I don’t outline. Go ahead, gasp, roll your eyes, smirk. Whatever. You don’t know me.
Seriously, though. My method is fairly organic. Sometimes I have an ending in mind, or a few scenes I want to fit in somewhere — but overall I tend to just sit down, write and explore. If my preconceived ideas aren’t working, they’re not working. I don’t get hung up on it, I just let the story go where it goes, shaped by what Steven James, author of Story Trumps Structure, calls narrative forces.
I know I’m not going to settle any outline or not debates here, but maybe for a minute you could consider that the only reason you cling to an outline is that no one has taught you another way?* Or at least told you that it’s okay to write another way? We’ve all had outlines beaten into us from grade school to college, and while they can help organize thoughts in non-fiction, what good do they do for fiction?
Think of it this way. If you’ve spent all this time on an outline for your screenplay or novel, you’re going to be really, really interested in making sure that work isn’t wasted and that your story follows that outline — even if it means sacrificing the story in the process. I can usually tell when a writer has followed an outline, because the logical consistency of the story sometimes suffers. Characters don’t always react believably because the writer is so focused on getting from point-to-point on the outline, that they’re not listening to where the story is saying it should go.

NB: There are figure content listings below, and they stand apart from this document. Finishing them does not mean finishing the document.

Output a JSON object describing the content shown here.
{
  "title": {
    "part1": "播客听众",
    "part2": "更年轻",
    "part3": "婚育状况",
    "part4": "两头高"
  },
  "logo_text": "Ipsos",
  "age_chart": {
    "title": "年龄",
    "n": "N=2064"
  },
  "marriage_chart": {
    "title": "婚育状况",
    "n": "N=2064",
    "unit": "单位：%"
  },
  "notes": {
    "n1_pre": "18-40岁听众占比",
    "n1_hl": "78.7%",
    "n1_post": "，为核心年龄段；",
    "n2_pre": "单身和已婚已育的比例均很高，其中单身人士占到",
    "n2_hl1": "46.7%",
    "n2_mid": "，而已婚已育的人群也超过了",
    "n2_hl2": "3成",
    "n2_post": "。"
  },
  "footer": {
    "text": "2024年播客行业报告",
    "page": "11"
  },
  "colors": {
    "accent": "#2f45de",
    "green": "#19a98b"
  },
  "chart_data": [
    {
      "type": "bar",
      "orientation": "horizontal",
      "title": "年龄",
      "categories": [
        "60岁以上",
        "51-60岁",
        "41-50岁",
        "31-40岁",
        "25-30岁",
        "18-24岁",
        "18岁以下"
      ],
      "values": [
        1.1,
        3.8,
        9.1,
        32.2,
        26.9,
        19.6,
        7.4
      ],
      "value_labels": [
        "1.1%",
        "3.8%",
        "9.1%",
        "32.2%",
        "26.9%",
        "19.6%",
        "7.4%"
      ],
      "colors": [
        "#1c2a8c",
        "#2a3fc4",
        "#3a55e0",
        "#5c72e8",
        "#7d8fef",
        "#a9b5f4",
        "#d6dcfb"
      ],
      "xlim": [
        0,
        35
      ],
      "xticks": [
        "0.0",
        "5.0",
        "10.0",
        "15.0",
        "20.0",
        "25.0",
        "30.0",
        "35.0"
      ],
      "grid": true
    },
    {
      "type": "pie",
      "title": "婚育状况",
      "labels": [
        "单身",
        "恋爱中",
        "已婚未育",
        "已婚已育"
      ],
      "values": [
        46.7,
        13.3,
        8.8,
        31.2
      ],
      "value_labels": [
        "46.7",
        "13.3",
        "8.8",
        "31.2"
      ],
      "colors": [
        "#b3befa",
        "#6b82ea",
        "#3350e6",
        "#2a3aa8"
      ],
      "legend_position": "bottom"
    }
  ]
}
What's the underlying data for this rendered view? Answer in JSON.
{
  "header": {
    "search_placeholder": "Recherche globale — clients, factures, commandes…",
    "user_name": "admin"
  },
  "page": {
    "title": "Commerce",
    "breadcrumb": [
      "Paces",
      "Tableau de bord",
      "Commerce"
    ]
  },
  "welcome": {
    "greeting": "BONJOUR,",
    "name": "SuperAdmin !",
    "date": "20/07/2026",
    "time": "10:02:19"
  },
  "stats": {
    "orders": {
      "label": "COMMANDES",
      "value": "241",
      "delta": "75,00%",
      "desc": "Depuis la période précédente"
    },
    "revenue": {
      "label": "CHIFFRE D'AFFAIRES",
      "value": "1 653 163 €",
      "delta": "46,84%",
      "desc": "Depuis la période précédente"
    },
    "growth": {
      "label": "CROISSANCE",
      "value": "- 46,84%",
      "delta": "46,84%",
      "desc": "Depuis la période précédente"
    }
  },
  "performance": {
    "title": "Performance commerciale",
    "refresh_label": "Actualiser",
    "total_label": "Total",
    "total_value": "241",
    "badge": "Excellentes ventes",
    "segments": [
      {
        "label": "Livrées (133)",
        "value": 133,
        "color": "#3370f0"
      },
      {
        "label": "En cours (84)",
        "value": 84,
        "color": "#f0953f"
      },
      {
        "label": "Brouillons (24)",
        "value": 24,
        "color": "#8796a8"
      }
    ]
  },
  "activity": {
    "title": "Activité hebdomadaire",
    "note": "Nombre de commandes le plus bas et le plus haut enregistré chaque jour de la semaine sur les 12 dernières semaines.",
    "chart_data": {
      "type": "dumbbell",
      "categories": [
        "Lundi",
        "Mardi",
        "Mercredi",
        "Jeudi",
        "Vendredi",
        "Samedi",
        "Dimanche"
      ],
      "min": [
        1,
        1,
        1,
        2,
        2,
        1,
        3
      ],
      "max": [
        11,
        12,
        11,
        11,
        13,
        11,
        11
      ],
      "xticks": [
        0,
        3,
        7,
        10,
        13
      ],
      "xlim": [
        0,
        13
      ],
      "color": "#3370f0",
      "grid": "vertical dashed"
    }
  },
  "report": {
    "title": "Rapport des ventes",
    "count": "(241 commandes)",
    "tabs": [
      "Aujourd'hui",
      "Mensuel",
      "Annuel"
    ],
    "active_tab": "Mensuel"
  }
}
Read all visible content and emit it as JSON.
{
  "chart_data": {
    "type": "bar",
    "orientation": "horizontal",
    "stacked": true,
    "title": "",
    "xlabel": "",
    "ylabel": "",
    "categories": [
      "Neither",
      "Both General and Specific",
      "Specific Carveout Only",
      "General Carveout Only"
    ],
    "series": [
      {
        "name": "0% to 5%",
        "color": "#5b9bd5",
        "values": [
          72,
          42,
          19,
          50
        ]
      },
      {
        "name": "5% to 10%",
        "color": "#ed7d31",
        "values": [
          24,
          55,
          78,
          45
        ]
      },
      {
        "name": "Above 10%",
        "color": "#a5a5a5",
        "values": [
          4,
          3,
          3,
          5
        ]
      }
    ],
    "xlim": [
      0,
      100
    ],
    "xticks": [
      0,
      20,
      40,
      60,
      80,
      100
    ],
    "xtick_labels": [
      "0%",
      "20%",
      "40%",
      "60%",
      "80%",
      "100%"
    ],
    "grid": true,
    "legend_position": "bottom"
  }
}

Then there’s a whole other level of outliners — those who’ve found some great book or workshop or class with an outline structure that tells you to Break Into Two at page 23 if your screenplay is 120 pages (but page 12 if it’s only 60 pages, etc.) or make sure the All is Lost Moment comes right at the end of Act Two. If you want formulaic fiction devoid of life and art, then, well, maybe you should stop reading. While it’s great to study the structure of successful stories, there’s nothing that says your story has to copy the same structure to be successful.
The biggest objection I hear to ditching outlines is actually a pretty good one, at least at first. What happens when you don’t know what comes next? Then, you just don’t know. That’s a good thing. Here’s Steven James:
When you’re working your way between drafts without any specific plan of what will come next, it doesn’t mean you’ve reached a dead end or have writer’s block. It doesn’t mean you’ve stalled out. It means your mind is working in ways you don’t even notice to solve the problems you might not even be able to articulate.
Good art sometimes needs a lot of incubation. Don’t fear it, embrace it.
So, what about you? Ready to stop planning and just start writing? Still haven’t convinced you, huh? Here’s the perfect time to give it a try: NaNoWriMo. While I think your current project could probably benefit from more of an organic process, hell I believe every project could benefit from more of an organic process, a no-pressure situation like that might be the perfect time to test the outline-less waters. They’re quite nice.
*And, while I’m sure this isn’t you, I know a lot of really great outliners who’ve never written a damn word of their stories because the outline just isn’t finished. Really? For god’s sake ditch the outline and just start writing.